Landlords can reject applications for all kinds of reasons.
At the same time, they are not allowed to discriminate based on certain criteria.
These two statements leave a lot of gray area for landlords when it comes time to review the applications of prospective tenants.
Requiring an Applicant to Have a Job
A landlord can require tenants to have jobs and to disclose their employment information.
You are allowed to ensure that the people you rent to can afford to make the monthly rent payments and pay for utilities.
In addition, you can require a minimum income to ensure that your tenants have sufficient funds for renting the apartment.
While a landlord can set the rules, the general rule of thumb is that the rent payment should be no more than one-third of the tenant’s monthly income.
While this isn’t technically the same as turning down an applicant because of their job, it does impact the kind of jobs a tenant can have.
For instance, a landlord who charges $1,000 a month in rent for an apartment wouldn’t accept a person making only $900 per month unless he or she would have a roommate.

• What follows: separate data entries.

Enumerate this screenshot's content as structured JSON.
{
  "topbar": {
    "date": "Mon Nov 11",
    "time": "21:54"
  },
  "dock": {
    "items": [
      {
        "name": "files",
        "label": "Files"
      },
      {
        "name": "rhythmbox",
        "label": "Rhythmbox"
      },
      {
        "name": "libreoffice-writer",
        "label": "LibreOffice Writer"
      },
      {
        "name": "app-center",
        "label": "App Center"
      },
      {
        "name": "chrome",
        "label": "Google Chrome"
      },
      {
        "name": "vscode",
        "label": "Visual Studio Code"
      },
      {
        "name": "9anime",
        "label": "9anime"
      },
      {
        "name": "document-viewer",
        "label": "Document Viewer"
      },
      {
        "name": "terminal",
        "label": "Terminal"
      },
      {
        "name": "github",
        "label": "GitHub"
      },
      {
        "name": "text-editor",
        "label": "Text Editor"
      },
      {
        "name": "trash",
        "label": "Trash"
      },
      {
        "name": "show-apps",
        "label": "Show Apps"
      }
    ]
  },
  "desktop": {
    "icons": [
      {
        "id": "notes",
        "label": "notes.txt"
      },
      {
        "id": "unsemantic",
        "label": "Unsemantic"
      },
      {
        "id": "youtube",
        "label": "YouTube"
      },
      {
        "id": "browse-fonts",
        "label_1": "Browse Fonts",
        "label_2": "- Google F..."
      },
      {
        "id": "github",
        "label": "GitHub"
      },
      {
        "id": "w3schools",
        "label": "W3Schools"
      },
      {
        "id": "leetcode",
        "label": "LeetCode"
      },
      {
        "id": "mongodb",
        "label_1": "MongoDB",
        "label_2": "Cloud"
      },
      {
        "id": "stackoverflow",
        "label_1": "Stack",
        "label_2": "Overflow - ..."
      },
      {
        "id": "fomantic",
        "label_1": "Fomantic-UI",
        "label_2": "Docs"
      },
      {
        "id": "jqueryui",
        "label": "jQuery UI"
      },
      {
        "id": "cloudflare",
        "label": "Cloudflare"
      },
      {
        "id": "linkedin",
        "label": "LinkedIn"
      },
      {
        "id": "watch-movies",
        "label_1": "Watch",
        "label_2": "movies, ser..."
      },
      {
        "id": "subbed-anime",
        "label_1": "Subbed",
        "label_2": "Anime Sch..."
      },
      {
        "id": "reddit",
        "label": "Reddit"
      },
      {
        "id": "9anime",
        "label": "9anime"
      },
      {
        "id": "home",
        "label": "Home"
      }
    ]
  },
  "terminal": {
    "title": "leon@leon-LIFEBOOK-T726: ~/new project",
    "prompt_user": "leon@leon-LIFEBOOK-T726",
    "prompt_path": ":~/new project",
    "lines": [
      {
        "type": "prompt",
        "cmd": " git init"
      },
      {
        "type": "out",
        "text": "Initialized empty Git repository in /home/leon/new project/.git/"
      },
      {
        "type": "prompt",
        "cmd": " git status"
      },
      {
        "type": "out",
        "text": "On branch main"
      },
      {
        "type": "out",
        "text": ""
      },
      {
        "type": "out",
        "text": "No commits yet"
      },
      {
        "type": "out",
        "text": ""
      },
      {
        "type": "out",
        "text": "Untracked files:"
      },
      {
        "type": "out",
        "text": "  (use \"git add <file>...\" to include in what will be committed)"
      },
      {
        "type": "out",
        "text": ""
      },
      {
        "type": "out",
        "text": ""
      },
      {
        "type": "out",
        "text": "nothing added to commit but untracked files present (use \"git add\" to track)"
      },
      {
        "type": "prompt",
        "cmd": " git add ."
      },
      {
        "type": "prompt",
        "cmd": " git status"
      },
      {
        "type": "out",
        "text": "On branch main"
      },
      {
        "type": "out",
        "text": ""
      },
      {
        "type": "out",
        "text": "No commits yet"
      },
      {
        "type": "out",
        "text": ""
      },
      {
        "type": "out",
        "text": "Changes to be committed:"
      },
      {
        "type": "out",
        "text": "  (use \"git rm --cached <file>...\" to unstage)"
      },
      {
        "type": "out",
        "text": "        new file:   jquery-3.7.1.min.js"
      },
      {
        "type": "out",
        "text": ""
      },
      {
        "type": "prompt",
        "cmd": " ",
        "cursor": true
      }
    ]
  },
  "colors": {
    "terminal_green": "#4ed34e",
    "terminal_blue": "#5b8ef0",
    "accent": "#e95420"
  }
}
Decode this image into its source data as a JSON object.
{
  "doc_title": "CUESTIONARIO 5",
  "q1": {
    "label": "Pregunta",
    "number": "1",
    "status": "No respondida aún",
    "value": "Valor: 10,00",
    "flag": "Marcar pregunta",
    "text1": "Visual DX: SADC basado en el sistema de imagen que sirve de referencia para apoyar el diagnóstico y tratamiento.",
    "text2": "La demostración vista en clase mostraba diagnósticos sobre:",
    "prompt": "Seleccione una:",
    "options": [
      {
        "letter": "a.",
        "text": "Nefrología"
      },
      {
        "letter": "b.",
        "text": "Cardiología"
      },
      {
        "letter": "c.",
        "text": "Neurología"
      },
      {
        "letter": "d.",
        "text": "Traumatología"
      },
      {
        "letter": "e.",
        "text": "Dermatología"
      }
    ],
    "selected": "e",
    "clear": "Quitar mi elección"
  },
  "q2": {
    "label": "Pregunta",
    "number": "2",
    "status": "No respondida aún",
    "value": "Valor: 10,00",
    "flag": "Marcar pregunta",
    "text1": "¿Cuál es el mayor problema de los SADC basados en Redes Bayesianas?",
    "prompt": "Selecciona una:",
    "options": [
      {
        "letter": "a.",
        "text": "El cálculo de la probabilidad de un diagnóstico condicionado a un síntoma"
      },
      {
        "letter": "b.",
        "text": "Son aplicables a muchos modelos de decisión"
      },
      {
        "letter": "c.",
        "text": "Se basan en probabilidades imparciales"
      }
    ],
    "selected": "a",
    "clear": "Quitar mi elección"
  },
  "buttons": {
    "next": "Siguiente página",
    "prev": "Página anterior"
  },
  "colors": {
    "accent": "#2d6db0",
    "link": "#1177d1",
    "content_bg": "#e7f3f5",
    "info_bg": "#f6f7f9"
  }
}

This is just common business sense, and won’t get you in trouble.
Another issue that goes back to affordability is job stability.
If the job is seasonal or the person switches jobs often, you may not feel that they are a good risk as a tenant, and you would be within your rights to turn him or her down.

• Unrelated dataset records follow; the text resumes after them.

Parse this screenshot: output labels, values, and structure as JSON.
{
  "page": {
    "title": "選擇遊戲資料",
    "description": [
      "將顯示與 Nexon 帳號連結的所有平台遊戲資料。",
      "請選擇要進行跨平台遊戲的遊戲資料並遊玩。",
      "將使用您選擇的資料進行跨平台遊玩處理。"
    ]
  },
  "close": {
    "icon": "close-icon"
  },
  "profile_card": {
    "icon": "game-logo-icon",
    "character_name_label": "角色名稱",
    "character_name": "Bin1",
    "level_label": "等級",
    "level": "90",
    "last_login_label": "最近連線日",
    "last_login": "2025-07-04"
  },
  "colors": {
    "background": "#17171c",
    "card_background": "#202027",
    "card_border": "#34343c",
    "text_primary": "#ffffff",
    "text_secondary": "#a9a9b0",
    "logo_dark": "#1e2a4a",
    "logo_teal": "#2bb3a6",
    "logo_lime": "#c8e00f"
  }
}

Other Reasons Not to Rent to a Tenant Because of a Job
Other than a lack of sufficient income, you may have other reasons you don’t want to rent to someone because of his or her job.
For example, you may not want the unit to be unoccupied because someone travels for work a lot.
Maybe he or she works odd hours and would disrupt the rest of your tenants when returning home.
Whatever reason you have for not wanting to rent to a tenant because of his or her job must be applied to all applicants. In basic terms, landlords have the right to refuse to rent to anyone as long as they don’t discriminate against someone because of a protected class.
A job doesn’t technically fall into that category, but you have to be careful in case it can be linked to one of those protected criteria.
If you were to turn down an applicant because of his or her job and it had anything to do with their age, color, race, religion, or other protected criteria, the applicant could claim discrimination.
A simple example would be to reject the application of a preacher, priest, or rabbi.
The key to protecting yourself and your property when screening applicants is to set your requirements in writing.
Follow those standards when interviewing all applicants, so that you may be fair in your reasons for rejecting applications. It is also a good idea to show your stated minimum requirements to an attorney who specializes in this area to ensure that you are not breaking any state or federal laws.
Landlords have the right to feel good about the people they rent to.
And they shouldn’t have to worry about their tenants being able to afford the rent.
At the same time, they want to make sure they aren’t breaking any laws and practicing illegal discrimination in rejecting an applicant based on his or her job.